When the treaty was passed the President of the treaty conference, Elayne Whyte Gómez, ended her remarks by addressing the remarkable Setsuko Thurlow, a survivor of Hiroshima:
“You said: Those who survived became convinced that no human being should ever have to experience the inhumanity and unspeakable suffering of nuclear weapons. Ms Thurlow: Today, finally, we can tell the world that we have a treaty that prohibits nuclear weapons.
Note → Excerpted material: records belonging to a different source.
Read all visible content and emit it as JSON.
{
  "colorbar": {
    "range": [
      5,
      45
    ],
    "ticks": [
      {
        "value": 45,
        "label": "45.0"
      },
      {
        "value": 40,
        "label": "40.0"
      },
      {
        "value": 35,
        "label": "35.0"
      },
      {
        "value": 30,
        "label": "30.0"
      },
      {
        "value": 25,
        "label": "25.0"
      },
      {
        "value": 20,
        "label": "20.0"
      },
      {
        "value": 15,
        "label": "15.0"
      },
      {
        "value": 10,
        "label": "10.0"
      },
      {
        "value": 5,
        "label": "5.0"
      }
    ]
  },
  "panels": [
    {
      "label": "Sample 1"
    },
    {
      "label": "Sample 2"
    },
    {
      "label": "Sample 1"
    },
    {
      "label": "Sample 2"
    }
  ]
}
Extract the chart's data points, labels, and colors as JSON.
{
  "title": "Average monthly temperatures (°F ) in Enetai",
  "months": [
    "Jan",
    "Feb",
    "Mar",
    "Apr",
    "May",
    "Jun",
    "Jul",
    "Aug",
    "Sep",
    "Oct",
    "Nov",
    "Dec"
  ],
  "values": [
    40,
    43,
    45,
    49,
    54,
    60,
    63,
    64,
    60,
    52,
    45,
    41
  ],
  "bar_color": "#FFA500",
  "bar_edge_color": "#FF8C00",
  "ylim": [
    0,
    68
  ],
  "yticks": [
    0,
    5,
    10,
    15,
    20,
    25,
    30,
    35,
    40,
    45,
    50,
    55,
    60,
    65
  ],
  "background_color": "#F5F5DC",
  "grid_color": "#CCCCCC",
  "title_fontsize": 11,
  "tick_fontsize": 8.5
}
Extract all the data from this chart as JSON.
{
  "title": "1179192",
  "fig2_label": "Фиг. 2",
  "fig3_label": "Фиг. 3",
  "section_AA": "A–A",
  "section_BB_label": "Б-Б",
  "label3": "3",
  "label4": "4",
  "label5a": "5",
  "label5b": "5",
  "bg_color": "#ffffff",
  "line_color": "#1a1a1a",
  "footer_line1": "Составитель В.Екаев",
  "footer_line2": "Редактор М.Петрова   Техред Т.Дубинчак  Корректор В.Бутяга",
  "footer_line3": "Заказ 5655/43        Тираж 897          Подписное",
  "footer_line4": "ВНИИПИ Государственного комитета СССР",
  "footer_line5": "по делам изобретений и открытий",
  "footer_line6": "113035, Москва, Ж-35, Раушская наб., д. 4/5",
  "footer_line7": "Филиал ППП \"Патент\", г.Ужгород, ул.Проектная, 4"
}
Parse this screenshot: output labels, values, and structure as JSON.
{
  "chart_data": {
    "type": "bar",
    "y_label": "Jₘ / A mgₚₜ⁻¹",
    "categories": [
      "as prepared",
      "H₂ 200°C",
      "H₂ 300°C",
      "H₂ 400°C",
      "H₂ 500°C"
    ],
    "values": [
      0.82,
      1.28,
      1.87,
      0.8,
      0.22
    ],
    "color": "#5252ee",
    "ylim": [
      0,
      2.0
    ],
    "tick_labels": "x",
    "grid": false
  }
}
Thank you very much for not letting us rest.”
I was lucky enough to meet Setsuko Thurlow last year, an inspiring woman who continues to travel the world to warn people of the dangers of nuclear weapons. It has taken a long time for the world to come together and accept these dangers and ban nuclear weapons. Yet this only marks a new stage in our fight against these obscene weapons.
I am proud that the SNP, alongside our friends in Plaid Cymru and the Green Party, are the only unified opposition to the UK’s nuclear obsession at Westminster. We will not rest until the UK scraps its weapons of mass destruction and contributes to a nuclear-free world.
Bill Kidd is SNP MSP for Glasgow Anniesland and a Co-President of Parliamentarians for Nuclear Non-proliferation and Disarmament (PNND). Last year he was named in PNND’s nomination for the Nobel Peace Prize.